Конечно, я мог бы приказать, чтобы сюда принесли снег и лед, как сделал в свое время профессор Кант для сохранения трупа адвоката Тифферха с намерением предоставить его в распоряжение доктора Вигилантиуса. Но степень распада этого трупа была слишком велика, и никакие усилия по его сохранению уже не имели смысла.

— Прежде чем вы отправитесь к врачу, — обратился я к Штадтсхену, — вы можете оказать услугу не столько мне, сколько самому себе.

— Сударь?

— Вам ведь известно, что вы нарушили приказ, Штадтсхен?

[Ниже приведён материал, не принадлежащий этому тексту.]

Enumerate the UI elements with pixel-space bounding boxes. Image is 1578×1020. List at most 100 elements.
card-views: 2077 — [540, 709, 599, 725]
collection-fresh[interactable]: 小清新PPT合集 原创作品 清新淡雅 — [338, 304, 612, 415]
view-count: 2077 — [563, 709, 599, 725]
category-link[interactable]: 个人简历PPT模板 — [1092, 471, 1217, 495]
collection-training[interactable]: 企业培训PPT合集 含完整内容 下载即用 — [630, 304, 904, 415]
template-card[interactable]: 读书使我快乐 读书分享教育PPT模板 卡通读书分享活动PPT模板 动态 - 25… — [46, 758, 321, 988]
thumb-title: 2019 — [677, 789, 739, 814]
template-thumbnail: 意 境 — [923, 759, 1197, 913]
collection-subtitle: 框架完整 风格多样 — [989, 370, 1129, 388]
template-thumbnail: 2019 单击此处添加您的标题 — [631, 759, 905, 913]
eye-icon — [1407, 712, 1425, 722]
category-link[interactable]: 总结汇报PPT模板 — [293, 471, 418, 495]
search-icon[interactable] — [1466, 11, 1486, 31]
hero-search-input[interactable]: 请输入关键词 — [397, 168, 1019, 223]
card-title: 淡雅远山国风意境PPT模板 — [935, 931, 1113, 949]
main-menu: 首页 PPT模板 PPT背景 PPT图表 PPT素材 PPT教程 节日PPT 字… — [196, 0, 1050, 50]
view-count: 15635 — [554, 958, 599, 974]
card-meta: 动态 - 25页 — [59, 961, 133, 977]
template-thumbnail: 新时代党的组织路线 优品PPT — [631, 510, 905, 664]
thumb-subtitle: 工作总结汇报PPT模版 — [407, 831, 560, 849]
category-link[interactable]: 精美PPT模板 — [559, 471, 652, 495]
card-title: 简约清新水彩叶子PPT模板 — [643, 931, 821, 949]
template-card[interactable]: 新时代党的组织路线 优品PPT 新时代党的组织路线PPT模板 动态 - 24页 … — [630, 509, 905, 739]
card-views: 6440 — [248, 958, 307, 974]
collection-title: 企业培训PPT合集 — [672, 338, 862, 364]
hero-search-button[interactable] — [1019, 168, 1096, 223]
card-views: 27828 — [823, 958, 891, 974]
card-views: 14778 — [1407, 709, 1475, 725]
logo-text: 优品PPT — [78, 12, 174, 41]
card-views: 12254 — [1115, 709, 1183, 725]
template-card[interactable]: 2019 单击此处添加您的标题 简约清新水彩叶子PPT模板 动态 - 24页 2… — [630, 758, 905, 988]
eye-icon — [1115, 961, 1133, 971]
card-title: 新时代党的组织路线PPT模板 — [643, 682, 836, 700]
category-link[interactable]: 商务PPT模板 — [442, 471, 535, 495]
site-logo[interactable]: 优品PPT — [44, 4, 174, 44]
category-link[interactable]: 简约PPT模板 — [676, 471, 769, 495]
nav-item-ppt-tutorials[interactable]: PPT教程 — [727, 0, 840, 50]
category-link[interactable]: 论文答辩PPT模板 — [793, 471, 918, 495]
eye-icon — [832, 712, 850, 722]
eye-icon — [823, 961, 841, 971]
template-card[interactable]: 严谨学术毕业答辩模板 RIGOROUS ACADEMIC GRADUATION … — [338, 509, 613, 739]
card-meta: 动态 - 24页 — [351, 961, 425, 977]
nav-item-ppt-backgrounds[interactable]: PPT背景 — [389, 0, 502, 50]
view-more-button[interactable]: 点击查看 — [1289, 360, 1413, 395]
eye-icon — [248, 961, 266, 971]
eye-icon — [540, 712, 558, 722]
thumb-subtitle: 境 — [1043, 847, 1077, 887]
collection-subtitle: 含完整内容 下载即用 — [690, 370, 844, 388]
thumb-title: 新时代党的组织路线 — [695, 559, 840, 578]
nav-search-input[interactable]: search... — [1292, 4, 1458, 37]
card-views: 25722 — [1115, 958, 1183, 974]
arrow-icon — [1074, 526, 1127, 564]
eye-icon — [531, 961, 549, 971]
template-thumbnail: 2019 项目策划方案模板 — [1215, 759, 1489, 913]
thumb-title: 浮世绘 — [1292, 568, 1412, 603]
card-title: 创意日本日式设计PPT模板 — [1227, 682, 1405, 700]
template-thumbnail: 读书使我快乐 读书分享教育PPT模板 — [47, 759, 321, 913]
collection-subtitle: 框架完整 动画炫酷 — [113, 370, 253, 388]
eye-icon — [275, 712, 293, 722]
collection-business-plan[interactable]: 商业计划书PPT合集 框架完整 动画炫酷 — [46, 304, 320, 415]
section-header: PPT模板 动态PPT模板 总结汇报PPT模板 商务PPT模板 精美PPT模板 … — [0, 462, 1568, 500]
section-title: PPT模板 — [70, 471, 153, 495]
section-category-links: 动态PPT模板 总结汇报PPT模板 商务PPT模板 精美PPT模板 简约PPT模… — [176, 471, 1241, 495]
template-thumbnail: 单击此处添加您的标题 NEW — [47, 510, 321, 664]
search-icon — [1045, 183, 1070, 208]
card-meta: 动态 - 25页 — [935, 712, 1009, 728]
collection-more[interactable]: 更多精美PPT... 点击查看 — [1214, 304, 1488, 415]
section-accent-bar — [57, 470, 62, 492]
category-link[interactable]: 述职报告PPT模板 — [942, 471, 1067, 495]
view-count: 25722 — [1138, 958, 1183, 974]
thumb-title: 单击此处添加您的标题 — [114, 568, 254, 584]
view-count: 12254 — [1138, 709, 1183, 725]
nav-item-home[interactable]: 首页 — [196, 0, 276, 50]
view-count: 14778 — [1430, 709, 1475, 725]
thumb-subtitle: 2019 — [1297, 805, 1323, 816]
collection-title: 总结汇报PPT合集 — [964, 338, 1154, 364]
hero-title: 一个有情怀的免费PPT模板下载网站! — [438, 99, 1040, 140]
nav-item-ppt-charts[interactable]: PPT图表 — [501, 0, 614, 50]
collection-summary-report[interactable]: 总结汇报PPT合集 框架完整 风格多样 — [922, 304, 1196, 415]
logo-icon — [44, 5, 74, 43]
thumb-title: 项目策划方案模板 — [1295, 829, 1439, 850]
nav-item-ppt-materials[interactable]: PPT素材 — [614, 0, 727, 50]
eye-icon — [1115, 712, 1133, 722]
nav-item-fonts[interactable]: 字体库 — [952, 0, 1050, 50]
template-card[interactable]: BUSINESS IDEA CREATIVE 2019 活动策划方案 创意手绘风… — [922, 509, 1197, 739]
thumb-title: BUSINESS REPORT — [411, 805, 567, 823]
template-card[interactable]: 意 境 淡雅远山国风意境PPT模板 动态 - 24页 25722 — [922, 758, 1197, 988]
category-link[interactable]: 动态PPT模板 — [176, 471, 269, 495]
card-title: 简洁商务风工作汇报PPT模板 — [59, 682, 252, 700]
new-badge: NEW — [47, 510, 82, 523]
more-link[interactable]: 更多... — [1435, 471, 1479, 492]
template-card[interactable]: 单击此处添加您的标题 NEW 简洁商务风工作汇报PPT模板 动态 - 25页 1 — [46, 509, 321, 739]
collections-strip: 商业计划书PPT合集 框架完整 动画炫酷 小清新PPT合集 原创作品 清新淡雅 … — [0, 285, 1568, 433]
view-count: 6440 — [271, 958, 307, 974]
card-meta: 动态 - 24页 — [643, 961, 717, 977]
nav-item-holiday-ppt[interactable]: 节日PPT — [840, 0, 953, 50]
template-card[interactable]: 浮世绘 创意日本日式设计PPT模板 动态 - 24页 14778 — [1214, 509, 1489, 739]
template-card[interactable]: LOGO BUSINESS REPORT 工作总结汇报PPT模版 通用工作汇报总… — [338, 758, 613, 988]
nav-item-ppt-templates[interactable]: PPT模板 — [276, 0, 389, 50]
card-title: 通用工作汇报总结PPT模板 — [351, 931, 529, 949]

Он затаил дыхание, ожидая продолжения.

— Я должен упомянуть о вашем самовольном решении перенести останки в докладе его величеству, — произнес я, внимательно наблюдая за его реакцией. — Но я могу еще изменить свое намерение. Как можно скорее отыщите фрау Лямпе и приведите ее сюда. Женщина живет в пригороде — Белефесте. Она приходила ко мне сегодня утром с заявлением об исчезновении мужа. Сомневаюсь, что она сможет сообщить нам что-то определенное, однако наш долг требует предоставить ей такую возможность, прежде чем останки будут преданы земле. Сделайте все, что от вас зависит…

«Сделайте все, что от вас зависит, чтобы она узнала его».

Вот что я хотел сказать, но, конечно, не сказал.

— Можете на меня положиться, — ответил Штадтсхен, с угодливой улыбкой отдавая честь.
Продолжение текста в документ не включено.